Lower Fuel Costs Leading To Inflation Below Fed Goals
According to the latest Labor Department data, February saw producer prices decline 0.2%, in line with economists’ forecasts, Bloomberg News reported. Core PPI was unchanged in February and up 1.2% for the 12 months ending Feb. 29. Bloomberg said wholesale prices have been “held down by lower fuel costs that have kept inflation languishing below the Federal Reserve’s goal.” According to Reuters, PPI was unchanged on an annualized basis, suggesting a deflationary trend had played out. The AP, noting that the PPI data show the cost of both energy and food declined last month, says the index was down for the fifth time in seven months, “underscoring that inflation remains a no-show.”
Meanwhile, the latest Commerce Department data indicated that US retail sales fell in February by 0.1%, “about as expected,” according to Investor’s Business Daily “but January sales were revised sharply lower.” Economists had forecast a 0.2% gain for the first month of 2016, but revised figures show a 0.4% decline. “That brings the year-over-year gain in sales down to a lackluster 3.1% from a year ago in nominal terms,” IBD said, adding that the annualized increase would be 4.5% if gasoline sales, which also declined in February, were excluded.

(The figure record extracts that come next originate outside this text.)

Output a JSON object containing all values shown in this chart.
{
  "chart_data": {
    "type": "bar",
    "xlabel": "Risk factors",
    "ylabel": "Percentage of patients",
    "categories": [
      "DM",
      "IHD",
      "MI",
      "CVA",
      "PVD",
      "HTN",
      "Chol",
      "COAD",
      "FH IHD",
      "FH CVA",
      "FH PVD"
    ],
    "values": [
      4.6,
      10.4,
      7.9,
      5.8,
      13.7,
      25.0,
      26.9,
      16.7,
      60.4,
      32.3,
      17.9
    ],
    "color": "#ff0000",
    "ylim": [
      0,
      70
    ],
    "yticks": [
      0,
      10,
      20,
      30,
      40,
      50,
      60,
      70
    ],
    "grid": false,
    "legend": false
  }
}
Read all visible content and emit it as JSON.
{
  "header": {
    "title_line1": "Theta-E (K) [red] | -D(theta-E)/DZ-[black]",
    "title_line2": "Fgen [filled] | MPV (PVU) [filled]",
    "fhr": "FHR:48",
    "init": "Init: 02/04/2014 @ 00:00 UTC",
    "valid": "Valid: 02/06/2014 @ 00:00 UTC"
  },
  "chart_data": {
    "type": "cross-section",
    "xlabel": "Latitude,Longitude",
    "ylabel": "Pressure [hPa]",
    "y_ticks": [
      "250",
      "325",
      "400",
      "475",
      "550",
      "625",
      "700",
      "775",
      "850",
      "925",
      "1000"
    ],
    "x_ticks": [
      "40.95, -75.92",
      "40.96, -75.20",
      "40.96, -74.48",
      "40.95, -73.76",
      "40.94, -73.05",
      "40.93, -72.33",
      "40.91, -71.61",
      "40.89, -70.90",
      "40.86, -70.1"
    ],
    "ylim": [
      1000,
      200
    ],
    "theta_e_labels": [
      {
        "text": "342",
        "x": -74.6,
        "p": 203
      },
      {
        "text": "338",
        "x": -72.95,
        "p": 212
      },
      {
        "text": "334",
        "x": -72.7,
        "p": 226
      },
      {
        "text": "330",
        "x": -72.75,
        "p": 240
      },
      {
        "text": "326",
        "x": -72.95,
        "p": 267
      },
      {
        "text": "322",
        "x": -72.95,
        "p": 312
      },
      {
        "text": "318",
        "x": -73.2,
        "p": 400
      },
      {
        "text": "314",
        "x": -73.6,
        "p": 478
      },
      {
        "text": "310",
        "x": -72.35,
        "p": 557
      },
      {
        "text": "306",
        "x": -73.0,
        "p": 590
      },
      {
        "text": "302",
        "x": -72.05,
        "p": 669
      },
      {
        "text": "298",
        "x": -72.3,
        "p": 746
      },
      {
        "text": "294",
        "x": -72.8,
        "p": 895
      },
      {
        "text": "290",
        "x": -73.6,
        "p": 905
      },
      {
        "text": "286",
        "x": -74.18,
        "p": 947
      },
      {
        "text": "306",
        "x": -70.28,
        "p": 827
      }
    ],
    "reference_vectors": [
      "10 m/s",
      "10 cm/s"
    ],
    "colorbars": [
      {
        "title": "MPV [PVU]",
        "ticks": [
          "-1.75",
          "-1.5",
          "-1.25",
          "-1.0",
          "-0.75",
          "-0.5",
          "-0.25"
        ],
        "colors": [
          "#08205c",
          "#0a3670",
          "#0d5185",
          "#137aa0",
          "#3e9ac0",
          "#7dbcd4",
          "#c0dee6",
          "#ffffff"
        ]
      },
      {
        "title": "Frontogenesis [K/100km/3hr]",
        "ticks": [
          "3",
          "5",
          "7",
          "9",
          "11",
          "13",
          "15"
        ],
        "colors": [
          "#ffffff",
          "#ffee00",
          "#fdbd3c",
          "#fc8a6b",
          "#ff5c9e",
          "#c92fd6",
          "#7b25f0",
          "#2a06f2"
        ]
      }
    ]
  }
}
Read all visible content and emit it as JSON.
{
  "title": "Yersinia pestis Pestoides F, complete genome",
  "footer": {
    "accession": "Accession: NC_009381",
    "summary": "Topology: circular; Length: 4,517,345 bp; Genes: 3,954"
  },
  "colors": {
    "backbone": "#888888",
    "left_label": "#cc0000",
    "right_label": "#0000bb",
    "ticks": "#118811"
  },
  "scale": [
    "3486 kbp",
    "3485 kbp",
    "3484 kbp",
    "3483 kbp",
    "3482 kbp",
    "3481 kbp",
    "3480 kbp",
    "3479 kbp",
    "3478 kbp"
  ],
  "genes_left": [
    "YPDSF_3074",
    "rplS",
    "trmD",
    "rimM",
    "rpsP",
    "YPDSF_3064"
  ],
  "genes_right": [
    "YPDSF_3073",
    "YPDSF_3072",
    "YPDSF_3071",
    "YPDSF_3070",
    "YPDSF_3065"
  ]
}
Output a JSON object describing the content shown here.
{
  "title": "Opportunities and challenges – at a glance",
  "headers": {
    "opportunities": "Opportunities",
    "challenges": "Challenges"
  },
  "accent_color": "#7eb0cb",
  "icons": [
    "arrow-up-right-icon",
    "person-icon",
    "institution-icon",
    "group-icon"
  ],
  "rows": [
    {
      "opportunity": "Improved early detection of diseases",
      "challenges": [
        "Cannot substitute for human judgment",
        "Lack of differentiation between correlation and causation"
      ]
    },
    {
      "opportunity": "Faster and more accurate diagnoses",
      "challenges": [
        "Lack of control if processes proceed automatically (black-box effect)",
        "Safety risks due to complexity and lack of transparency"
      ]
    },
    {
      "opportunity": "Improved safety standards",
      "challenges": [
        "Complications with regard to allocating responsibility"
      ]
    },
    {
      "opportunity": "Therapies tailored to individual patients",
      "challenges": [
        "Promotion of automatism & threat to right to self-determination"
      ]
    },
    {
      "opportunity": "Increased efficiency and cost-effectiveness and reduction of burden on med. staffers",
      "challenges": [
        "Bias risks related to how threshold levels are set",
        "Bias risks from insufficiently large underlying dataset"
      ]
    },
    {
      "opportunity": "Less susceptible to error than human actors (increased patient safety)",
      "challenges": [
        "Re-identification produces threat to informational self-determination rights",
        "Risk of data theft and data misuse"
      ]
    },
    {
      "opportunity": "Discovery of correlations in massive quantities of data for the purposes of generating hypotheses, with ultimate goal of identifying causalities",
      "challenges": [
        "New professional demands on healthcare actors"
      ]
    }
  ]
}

What This Means For Small Businesses
Small businesses have been struggling with economic uncertainty due to a Federal Reserve bent on a “wait and see” approach. CNBC recently quoted NFIB Chief Economist Bill Dunkelberg as saying, “The major impact of Fed policy, or lack thereof, is basically producing immense uncertainty and no confidence. So people won’t put their money on the table, they won’t expand, they won’t hire.” Data like the latest producer and retail sales figures are unlikely to do anything to boost the confidence of small business owners.
The Wall Street Journal also covered the latest producer price index data.
Note: this article is intended to keep small business owners up on the latest news. It does not necessarily represent the policy stances of NFIB.